Personalmente, recuerdo que en su tiempo disfrutaba de ver la serie y de las canciones que se desprendieron de ella, como “What Dreams Are Made Of”. O sea, sí está cursi y básica, pero está chidita.
Más que nostalgia: relevancia artística hoy
Ahora, el regreso de Hilary Duff no se limita a revivir aquellos éxitos pasados y apelar a la nostalgia, sino que incluye música nueva.
En esta nueva era de su carrera, la artista lanzó “Mature”, su primera canción original en más de una década, la cual forma parte del disco Luck… or something . Este material ha sido celebrado por la crítica especializada por que hace un equilibro perfecto entre su inconfundible voz con una notoria madurez (valga la redundancia) en su quehacer artístico.
Los conocedores de la industria han agregado que “Mature” funge como un puente entre el pop brillante e inocente que la hizo famosa y una escritura más introspectiva, con letras que hablan desde la experiencia adulta sin renegar de su pasado.
También se celebra que la voz de Duff ahora tiene más cuerpo y textura, lo que da una nueva intención a sus clásicos, como “Come Clean” y “Fly”.
Pero más allá de la opinión de gente que dice saber de música, los fans están verdaderamente emocionados, pues el retorno de Hilary Duff les significa reencontrarse con una versión juvenil suya más inocente, alegre y menos maleada por la vida.
En redes me he encontrado con comentarios de personas que dicen como que “volvieron a tener 14 años por tres minutos”, y de ejercicios de archivo y memoria: muchos subieron fotos viejas suyas con discos rayados de Metamorphosis .

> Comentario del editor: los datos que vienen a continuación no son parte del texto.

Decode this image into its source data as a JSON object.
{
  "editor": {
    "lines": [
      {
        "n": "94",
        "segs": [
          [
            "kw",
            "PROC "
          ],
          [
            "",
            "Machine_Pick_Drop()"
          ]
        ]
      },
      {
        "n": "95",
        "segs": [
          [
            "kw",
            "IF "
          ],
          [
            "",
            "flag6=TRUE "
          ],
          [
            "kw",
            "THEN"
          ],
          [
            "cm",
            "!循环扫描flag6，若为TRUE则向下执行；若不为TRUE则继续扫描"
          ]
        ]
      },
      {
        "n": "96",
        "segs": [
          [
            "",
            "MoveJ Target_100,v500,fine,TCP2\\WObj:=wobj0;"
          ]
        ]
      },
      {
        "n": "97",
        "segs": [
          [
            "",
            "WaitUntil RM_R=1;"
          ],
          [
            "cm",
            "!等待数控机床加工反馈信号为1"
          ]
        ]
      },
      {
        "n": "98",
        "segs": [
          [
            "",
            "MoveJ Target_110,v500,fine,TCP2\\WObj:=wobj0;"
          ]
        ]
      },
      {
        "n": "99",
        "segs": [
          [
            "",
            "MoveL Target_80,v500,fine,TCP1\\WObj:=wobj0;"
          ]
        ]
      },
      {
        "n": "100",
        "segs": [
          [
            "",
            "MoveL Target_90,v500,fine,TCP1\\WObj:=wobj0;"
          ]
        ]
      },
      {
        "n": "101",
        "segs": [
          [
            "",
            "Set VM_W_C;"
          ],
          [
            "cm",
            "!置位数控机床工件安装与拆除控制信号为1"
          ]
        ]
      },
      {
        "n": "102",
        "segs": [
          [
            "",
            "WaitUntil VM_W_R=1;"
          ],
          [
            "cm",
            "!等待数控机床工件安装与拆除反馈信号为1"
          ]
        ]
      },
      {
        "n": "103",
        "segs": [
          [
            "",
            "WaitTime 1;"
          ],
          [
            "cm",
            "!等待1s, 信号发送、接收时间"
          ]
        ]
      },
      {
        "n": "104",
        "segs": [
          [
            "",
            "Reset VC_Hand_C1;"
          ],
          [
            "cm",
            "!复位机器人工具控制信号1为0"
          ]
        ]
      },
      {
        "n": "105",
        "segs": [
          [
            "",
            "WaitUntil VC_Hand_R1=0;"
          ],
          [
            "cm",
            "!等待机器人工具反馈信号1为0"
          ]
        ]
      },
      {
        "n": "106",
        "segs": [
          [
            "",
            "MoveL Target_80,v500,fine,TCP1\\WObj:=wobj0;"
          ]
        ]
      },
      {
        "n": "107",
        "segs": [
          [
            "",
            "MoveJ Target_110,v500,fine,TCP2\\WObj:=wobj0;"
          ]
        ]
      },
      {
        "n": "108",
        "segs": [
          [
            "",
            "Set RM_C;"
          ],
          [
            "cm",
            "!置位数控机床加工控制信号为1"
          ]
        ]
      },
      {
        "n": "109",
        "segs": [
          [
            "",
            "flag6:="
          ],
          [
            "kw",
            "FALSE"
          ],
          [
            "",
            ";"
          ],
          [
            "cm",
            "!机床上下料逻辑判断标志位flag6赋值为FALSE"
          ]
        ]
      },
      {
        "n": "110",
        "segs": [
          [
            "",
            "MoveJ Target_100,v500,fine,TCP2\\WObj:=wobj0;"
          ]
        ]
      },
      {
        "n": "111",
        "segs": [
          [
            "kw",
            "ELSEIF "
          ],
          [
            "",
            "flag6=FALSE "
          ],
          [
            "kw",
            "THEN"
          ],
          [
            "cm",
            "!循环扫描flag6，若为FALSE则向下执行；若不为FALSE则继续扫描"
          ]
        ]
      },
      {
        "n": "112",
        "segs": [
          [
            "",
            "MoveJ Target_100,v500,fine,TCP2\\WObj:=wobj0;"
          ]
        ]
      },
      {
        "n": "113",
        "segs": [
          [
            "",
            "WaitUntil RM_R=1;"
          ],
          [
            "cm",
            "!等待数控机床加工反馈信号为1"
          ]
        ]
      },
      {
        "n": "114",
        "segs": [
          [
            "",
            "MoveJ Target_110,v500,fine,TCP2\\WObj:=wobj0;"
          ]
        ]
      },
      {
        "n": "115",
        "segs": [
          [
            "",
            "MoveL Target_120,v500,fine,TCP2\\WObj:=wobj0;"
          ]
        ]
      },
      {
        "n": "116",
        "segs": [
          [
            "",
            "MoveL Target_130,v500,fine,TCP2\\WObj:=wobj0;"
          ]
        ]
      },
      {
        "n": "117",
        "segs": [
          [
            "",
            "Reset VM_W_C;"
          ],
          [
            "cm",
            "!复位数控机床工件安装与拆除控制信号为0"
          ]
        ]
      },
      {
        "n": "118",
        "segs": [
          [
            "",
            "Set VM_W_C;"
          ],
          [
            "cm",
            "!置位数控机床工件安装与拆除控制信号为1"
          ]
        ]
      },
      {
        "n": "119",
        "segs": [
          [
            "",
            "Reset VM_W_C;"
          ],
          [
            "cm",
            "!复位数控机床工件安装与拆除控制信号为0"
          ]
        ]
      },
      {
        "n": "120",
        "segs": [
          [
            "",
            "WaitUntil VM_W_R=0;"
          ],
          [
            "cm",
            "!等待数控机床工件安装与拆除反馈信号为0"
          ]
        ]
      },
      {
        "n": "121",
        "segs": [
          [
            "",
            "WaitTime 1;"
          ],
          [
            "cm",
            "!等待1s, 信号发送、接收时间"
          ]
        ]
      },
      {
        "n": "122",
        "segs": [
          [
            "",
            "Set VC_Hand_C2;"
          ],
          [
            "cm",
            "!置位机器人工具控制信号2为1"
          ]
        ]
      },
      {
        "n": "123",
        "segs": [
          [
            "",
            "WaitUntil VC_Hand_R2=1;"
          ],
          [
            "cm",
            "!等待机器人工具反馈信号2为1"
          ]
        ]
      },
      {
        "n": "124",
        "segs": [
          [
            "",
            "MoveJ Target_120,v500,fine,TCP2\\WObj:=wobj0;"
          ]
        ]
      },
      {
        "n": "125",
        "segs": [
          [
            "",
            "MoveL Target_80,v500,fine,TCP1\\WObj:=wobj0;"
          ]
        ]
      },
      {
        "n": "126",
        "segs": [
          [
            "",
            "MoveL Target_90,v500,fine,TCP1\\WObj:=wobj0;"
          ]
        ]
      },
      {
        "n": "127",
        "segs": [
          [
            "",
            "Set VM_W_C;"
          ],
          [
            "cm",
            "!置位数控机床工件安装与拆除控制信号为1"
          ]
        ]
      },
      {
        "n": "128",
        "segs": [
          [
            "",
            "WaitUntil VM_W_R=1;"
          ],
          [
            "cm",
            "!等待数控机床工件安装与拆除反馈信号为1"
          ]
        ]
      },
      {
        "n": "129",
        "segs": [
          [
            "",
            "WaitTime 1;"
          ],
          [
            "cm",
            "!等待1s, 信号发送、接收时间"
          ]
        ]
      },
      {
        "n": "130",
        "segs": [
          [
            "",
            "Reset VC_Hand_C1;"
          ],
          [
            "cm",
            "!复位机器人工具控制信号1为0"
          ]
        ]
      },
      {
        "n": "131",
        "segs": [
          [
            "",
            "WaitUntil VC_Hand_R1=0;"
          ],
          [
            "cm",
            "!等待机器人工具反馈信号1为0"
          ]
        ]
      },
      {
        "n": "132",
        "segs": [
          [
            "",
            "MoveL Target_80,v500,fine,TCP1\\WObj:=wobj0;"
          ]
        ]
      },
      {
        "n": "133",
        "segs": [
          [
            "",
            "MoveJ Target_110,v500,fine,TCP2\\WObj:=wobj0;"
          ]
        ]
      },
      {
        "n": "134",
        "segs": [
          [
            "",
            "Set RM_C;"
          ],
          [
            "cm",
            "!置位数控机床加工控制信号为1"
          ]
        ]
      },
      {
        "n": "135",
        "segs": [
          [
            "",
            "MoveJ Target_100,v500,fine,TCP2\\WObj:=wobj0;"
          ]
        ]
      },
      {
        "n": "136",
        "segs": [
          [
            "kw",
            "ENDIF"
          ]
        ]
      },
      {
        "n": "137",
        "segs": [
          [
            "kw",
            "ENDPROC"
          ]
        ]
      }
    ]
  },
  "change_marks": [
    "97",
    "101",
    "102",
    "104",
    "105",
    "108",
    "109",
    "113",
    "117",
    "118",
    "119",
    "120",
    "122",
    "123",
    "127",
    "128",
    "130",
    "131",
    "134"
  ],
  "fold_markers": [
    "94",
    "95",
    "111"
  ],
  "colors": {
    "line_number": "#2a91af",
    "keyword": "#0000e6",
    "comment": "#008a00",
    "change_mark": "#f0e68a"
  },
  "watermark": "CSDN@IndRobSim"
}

También están quienes celebran que Hilary Duff no haya intentado reinventarse para encajar en tendencias actuales, sino que retornó desde su propia historia y esencia.
En fin, se pronostica que el concierto que Hilary Duff de en un año en México se convierta en una celebración compartida de memorias, identidad y en un puente entre quienes crecieron con ella y quienes descubren su música hoy.